Question about theta of $T(n)=4T(n/5)+n$

Question

I have this recurrence relation $T(n)=4T(\frac{n}{5})+n$ with the base case $T(x)=1$ when $x\leq5$. I want to solve it and find it's $\theta$. I think i have solved it correctly but I can't get the theta because of this term $\frac{5}{5^{log_{4}n}}$ . Any help?

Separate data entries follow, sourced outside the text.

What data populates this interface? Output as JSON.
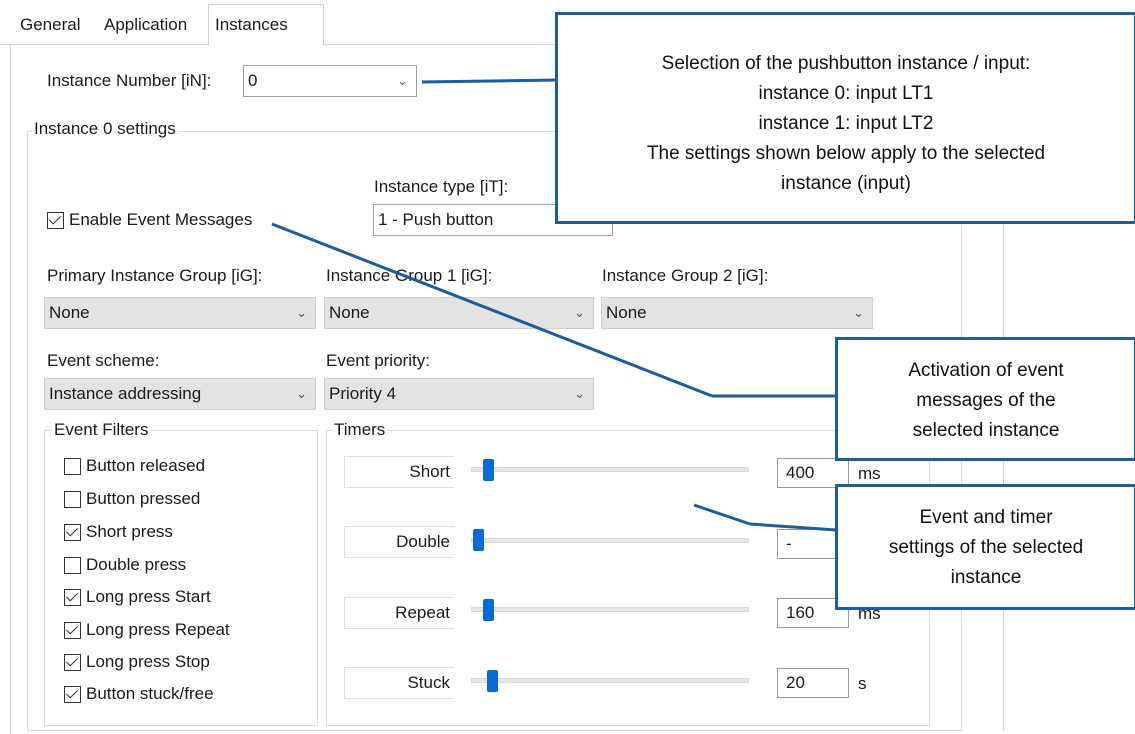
{
  "tabs": [
    {
      "label": "General"
    },
    {
      "label": "Application"
    },
    {
      "label": "Instances",
      "active": true
    }
  ],
  "instance_number": {
    "label": "Instance Number [iN]:",
    "value": "0"
  },
  "instance_settings": {
    "title": "Instance 0 settings"
  },
  "instance_type": {
    "label": "Instance type [iT]:",
    "value": "1 - Push button"
  },
  "enable_event_messages": {
    "label": "Enable Event Messages",
    "checked": true
  },
  "groups": {
    "primary": {
      "label": "Primary Instance Group [iG]:",
      "value": "None"
    },
    "group1": {
      "label": "Instance Group 1 [iG]:",
      "value": "None"
    },
    "group2": {
      "label": "Instance Group 2 [iG]:",
      "value": "None"
    }
  },
  "event_scheme": {
    "label": "Event scheme:",
    "value": "Instance addressing"
  },
  "event_priority": {
    "label": "Event priority:",
    "value": "Priority 4"
  },
  "event_filters": {
    "title": "Event Filters",
    "items": [
      {
        "label": "Button released",
        "checked": false
      },
      {
        "label": "Button pressed",
        "checked": false
      },
      {
        "label": "Short press",
        "checked": true
      },
      {
        "label": "Double press",
        "checked": false
      },
      {
        "label": "Long press Start",
        "checked": true
      },
      {
        "label": "Long press Repeat",
        "checked": true
      },
      {
        "label": "Long press Stop",
        "checked": true
      },
      {
        "label": "Button stuck/free",
        "checked": true
      }
    ]
  },
  "timers": {
    "title": "Timers",
    "items": [
      {
        "label": "Short",
        "value": "400",
        "unit": "ms"
      },
      {
        "label": "Double",
        "value": "-",
        "unit": ""
      },
      {
        "label": "Repeat",
        "value": "160",
        "unit": "ms"
      },
      {
        "label": "Stuck",
        "value": "20",
        "unit": "s"
      }
    ]
  },
  "callouts": {
    "instance_selection": {
      "lines": [
        "Selection of the pushbutton instance / input:",
        "instance 0: input LT1",
        "instance 1: input LT2",
        "The settings shown below apply to the selected",
        "instance (input)"
      ]
    },
    "activation": {
      "lines": [
        "Activation of event",
        "messages of the",
        "selected instance"
      ]
    },
    "event_timer": {
      "lines": [
        "Event and timer",
        "settings of the selected",
        "instance"
      ]
    }
  },
  "colors": {
    "accent": "#0a6ad8",
    "callout_border": "#1f5c99"
  },
  "icons": {
    "dropdown": "chevron-down-icon",
    "checkbox": "checkbox-icon"
  }
}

$T(n)=4(4T(\frac{n}{5^{2}})+\frac{n}{5})+n$

$=4^{2}(4T(\frac{n}{5^{3}})+\frac{n}{5^{2}})+4\frac{n}{5}+n$

$=...$

$=4^{k}T(\frac{n}{5^{k}})+4^{k-1}\frac{n}{5^{k-1}}+...+4\frac{n}{5}+n$

$=...$

$=4^{m}T(\frac{n}{5^{m}})+4^{m-1}\frac{n}{5^{m-1}}+...+4\frac{n}{5}+n$ Assuming $n=4^{m}$

$=4^{m}T(\lceil(\frac{4}{5})^{m}\rceil)+((\frac{4}{5})^{m-1}+...+1)n$

$=n+\frac{1-(\frac{4}{5})^{m}}{1-\frac{4}{5}}n=n+5n-n^{2}\frac{5}{5^{log_{4}n}}$

$=6n-n^{2}\frac{5}{5^{log_{4}n}}$

Answer 1

Hint :$\frac {\log{n}}{\log4}=\log_4{n}$

So $5^{\log_4{n}}=n^{\frac {1}{\log_5{4}}}$

Use this.

Answer 2

An alternative approach is to prove that $T(n)\leqslant5n$ for every $n$. This holds for every $n\leqslant5$ and, if $T(n/5)\leqslant5(n/5)=n$, then $T(n)\leqslant4n+n=5n$. By induction, the claim holds.

On the other hand, $T(n)\geqslant n$ for every $n\gt5$, hence $T(n)=\Theta(n)$.